The Gilmore Gang on feeds in Firefox

The Gilmore Gang touched on the importance of feed aggregation in the Mozilla product line during last week's installment. Persistent feed storage and offline reading capability are mentioned frequently as key features. Considering the addition of RSS support in Thunderbird, Steve Gilmore asked:

Are we seeing the rise of a cross platform RSS aggregator that's essentially available for free from an open source group?

Audio Clip

Just as there was a time when people were willing to pay for web browsers, aggregators are now getting their dollars from the early adopters. In time, the core feature set will be commoditized by FOSS projects and commercial offerings will be relegated to advanced users and special applications of the syndication standards. Fanning the flames of the RSS ubiquity push was Apple's announcement of Safari RSS at its WWDC in June. With user expectations raised, Firefox seems naked without a comparable offering. Scott Rafer, CEO of Feedster, remarked:

The Firefox guys have been trying to not upset the variety of Firefox plugins that are decent RSS aggregators, and they're going to have to give up and pick one at some point.. and at some point not very long in the future I would suspect.

Audio Clip

Forumzilla gets mentioned as a candidate for integration.
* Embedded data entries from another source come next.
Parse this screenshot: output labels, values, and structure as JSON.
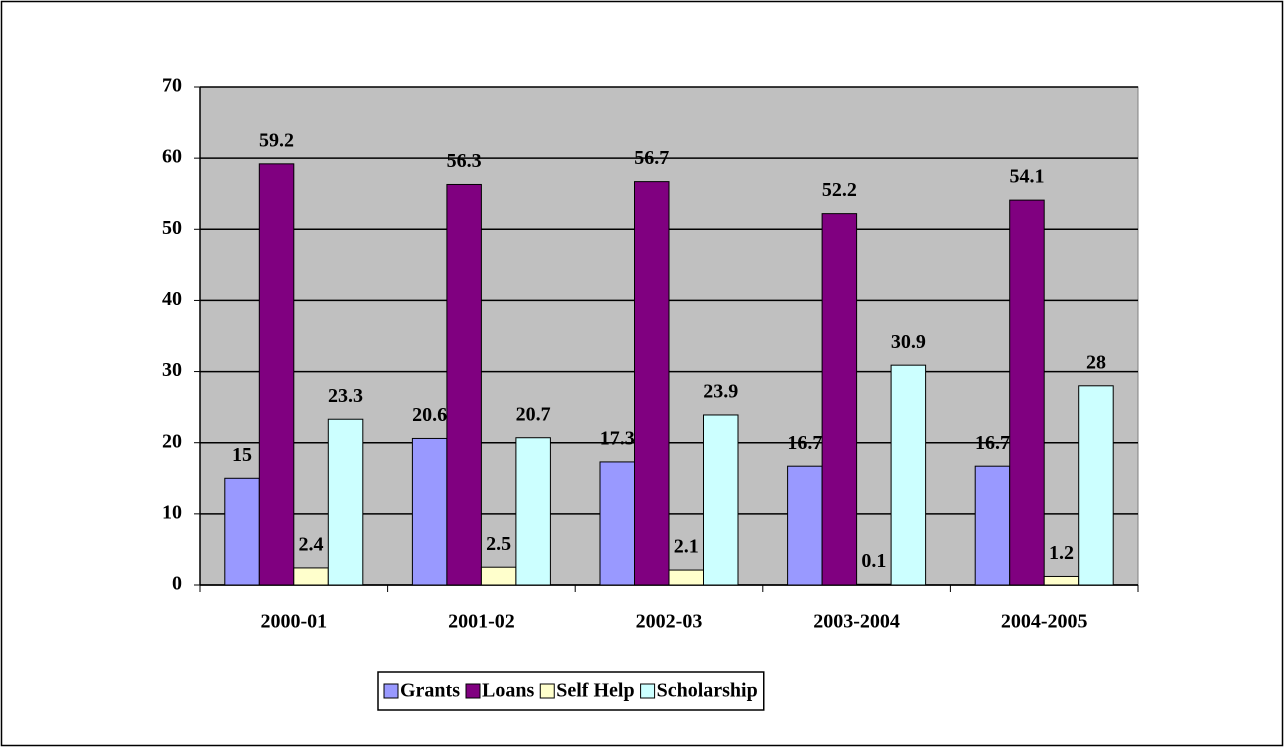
{
  "chart_data": {
    "type": "bar",
    "categories": [
      "2000-01",
      "2001-02",
      "2002-03",
      "2003-2004",
      "2004-2005"
    ],
    "series": [
      {
        "name": "Grants",
        "color": "#9999ff",
        "values": [
          15,
          20.6,
          17.3,
          16.7,
          16.7
        ]
      },
      {
        "name": "Loans",
        "color": "#800080",
        "values": [
          59.2,
          56.3,
          56.7,
          52.2,
          54.1
        ]
      },
      {
        "name": "Self Help",
        "color": "#ffffcc",
        "values": [
          2.4,
          2.5,
          2.1,
          0.1,
          1.2
        ]
      },
      {
        "name": "Scholarship",
        "color": "#ccffff",
        "values": [
          23.3,
          20.7,
          23.9,
          30.9,
          28
        ]
      }
    ],
    "ylim": [
      0,
      70
    ],
    "yticks": [
      0,
      10,
      20,
      30,
      40,
      50,
      60,
      70
    ],
    "grid": true,
    "legend": "bottom",
    "plot_background": "#c0c0c0"
  }
}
Haven't explored Forumzilla yet, but I understand that it's a Thunderbird extension allowing feeds to be manipulated though the mail reading interface, and that it's the basis for the newly added feed aggregation in Thunderbird itself.

Integrating with the email client does offer efficiency in the form of workflow reuse, but I see the browser as being the ideal spot to land feed reading functionality. The overlap between activities is just too strong to ignore. Sage is an attempt to leverage this overlap, and provide the simplicity required for mass adoption while offering enough features to woo power users. A big and increasingly important step for us will be to provide persistent storage of feed items, opening the door to another level of functionality.

October 4, 2004 @ 8:50 PM | Category: Technology


IMHO, persistent storage is vastly overrated and can be a complete pain in conjunction with the offline reading capability. When I had tried it ages back, Newsmonster had driven me completely nuts with its offline cache and in the age of always on connections, this should really be a non-issue.

Another problem with offline caches is that we still are nowhere close to getting every site admin to save bandwidth with conditional gets and the ilk when it comes to RSS feeds. If offline reading makes its way to even 20% of the users out there, botnets would be the least of our worries when it comes to DDoSing sites off the net.

Firefox does not seem naked without an in built RSS aggregator, what it lacks though is a kick ass extensions repository and extensions manager. Integrating the aggregator into the browser would recreate the IE nightmare all over again and more or less slow down development of aggregators, stand alone or integrated for the same reason - lack of competition.

Other than the ranked results that I would really really love to see in Sage, two things that can be easily rolled into it would be back and forward buttons like in a browser and the option to have selected feeds (full text) render in the contents area.

Posted by: codey on October 7, 2004 @ 9:11 AM

On integration, what's key is providing the necessary amount of out-of-the-box functionality. Users need a simple path to productive feed reading. In its current state, Live Bookmarks won't be enough to get people hooked. Keep in mind, integration doesn't necessarily mean complete incorporation, there are several degrees here. Bundling core extensions with certain Firefox install packages might be an option. Or perhaps a built-in feed parsing and auto-discovery framework, a la Live Bookmarks, with the ability to shoehorn users into extensions offering more advanced functionality.